Proxima's narrower claim is that Europe already paid for much of the scientific base. The Max Planck IPP's Wendelstein 7-X program provided the experimental lineage; Proxima's job is to turn that lineage into a product, a supply chain and a financing model. In its June 2025 Series A announcement, Proxima said it raised EUR130 million to build a stellarator-based fusion power plant in the 2030s. One year later, the company is raising at a scale normally reserved for infrastructure-like hardware companies, with public-sector grants and state support sitting beside venture money.
That public-private structure cuts both ways. It gives Proxima access to government support, research institutions and industrial partners that would be difficult for a small startup to assemble alone. It also ties the company to political budgets, permitting decisions and public expectations around a technology that has repeatedly slipped its timelines across the industry.
The open commercial questions remain basic. Proxima has not disclosed revenue, power-purchase agreements, commercial pricing or customer commitments. Google is a strategic investor in the round, but the disclosed materials do not say it is buying future electricity from Proxima. Reuters reported RWE's EUR25 million investment; Google's check size was not disclosed.

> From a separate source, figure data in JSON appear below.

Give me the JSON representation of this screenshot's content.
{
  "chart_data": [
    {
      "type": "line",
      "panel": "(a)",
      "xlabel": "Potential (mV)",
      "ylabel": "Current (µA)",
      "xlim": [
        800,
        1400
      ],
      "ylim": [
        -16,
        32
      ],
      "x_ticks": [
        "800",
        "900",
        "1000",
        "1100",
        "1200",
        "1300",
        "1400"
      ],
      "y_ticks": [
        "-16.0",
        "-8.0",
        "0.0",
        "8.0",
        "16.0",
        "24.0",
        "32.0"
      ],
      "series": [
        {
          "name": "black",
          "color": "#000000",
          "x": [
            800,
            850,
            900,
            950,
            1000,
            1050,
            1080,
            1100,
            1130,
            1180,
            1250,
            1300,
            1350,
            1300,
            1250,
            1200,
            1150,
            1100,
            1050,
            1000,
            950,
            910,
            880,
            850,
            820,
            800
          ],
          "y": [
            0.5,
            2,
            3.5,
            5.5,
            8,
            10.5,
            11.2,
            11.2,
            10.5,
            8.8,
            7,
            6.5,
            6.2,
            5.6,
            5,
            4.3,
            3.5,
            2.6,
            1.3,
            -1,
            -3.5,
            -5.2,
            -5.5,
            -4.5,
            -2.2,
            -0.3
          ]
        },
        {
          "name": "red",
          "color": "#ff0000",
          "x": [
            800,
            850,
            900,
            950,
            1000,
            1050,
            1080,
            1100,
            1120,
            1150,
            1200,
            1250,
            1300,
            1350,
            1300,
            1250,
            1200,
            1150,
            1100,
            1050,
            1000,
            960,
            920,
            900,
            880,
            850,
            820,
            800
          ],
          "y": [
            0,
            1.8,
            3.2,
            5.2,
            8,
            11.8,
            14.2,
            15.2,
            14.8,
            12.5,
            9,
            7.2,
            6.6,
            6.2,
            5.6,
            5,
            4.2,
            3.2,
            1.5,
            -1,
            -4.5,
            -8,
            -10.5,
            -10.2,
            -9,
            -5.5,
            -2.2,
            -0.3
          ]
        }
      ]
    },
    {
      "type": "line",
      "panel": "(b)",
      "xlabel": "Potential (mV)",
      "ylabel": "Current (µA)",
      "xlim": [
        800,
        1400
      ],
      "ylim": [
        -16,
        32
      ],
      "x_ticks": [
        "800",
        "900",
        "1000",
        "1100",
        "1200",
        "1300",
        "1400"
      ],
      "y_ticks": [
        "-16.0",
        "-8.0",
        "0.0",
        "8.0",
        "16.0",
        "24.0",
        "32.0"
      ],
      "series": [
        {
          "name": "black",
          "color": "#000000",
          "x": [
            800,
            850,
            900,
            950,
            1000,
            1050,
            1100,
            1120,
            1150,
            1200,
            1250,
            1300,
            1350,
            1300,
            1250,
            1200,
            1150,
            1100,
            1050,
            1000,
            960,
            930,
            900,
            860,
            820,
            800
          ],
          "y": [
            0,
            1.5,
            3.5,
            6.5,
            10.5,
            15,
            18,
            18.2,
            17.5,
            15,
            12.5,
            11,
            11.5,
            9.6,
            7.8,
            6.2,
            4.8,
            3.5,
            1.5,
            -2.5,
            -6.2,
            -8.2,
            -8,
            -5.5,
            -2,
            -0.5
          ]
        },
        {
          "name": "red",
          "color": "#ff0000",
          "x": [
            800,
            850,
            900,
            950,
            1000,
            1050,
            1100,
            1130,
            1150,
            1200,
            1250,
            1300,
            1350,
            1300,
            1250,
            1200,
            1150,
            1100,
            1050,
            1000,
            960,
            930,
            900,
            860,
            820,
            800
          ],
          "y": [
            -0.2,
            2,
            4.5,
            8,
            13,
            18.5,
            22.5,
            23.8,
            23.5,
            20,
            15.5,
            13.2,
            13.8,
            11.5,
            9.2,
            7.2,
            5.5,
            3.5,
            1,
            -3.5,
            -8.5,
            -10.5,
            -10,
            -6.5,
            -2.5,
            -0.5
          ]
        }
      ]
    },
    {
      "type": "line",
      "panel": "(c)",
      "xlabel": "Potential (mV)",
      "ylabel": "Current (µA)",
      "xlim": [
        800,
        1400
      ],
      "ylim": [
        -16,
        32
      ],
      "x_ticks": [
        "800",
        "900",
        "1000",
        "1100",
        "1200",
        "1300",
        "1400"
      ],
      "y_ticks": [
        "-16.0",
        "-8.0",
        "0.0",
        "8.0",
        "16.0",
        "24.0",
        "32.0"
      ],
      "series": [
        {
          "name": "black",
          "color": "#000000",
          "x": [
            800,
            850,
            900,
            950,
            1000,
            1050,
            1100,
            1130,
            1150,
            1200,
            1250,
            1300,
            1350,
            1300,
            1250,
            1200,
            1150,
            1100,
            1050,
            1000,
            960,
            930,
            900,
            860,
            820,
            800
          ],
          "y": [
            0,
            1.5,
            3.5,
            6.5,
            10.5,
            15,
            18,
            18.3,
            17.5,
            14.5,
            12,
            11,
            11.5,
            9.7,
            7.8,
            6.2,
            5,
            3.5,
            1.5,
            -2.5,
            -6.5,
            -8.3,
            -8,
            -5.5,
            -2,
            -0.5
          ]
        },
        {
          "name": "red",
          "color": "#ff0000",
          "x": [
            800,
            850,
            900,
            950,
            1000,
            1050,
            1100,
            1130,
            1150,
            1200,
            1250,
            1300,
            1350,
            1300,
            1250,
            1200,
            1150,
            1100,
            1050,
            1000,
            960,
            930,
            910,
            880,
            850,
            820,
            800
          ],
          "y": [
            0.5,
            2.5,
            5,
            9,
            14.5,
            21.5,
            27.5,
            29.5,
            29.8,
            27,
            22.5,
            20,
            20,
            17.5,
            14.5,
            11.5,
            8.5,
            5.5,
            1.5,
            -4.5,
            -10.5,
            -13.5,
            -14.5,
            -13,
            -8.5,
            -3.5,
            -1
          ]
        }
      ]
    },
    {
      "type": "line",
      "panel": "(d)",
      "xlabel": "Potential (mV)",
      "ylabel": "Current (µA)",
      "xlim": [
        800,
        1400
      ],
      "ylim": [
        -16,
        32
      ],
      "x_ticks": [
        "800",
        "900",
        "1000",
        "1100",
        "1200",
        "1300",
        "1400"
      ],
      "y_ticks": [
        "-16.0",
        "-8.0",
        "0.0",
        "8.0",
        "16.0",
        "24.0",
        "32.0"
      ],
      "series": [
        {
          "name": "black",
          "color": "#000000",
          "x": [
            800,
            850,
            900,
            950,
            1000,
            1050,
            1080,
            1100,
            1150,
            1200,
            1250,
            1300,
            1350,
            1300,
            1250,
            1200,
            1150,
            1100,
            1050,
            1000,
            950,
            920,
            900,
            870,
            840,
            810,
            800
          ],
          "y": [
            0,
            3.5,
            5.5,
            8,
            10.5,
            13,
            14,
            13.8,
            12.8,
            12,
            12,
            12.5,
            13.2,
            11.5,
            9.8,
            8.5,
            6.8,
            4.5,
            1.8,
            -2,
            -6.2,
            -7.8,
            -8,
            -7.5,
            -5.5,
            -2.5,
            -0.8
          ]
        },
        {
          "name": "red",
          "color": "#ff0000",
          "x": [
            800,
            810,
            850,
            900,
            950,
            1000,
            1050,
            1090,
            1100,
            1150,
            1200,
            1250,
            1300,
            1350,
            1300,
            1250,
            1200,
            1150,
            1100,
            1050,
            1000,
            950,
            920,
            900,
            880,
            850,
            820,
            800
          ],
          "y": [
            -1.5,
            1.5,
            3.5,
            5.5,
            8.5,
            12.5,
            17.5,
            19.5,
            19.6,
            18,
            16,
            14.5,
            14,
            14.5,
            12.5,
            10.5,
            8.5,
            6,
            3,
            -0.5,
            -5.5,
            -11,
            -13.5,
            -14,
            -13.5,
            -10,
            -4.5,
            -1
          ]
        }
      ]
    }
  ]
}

Sciortino's bet is now an execution story
The new round changes Proxima's burden of proof. A EUR411 million financing can fund magnets, hiring and manufacturing systems; it cannot compress the physics and engineering validation that Alpha must still deliver. Proxima says it employs around 200 people across Munich, Zurich and Oxford, up sharply from the 80-plus staff it cited around its 2025 Series A. The hiring profile now matters as much as the science profile, because building a stellarator company requires manufacturing discipline, procurement, controls, software, site work and power-sector credibility.
Sciortino has framed Proxima as proof that Europe can build companies around its own research base. In Proxima's announcement, he said the financing shows Europe can invent breakthrough technologies and build globally competitive companies around them. The quote is founder rhetoric, but the cap table gives it more weight than a policy speech. XTX Ventures and East X Ventures led the round; Google and RWE joined as strategic investors; public investors and European venture firms filled in around them.
The next measurable milestone is the Stellarator Model Coil in 2027. If Proxima hits it, the financing will look like an early industrial stake in a company moving from simulation and research into hardware. If Alpha drifts deeper into the 2030s, the same round will read as another reminder that fusion financing has become easier to raise than fusion power is to deliver.
For now, Sciortino has done the part founders can control: assemble the technical team, attach the company to credible research infrastructure, secure strategic capital and give Proxima enough money to move the stellarator debate from papers and renderings into factories and sites. The next phase will be judged in magnets, construction schedules and plasma performance.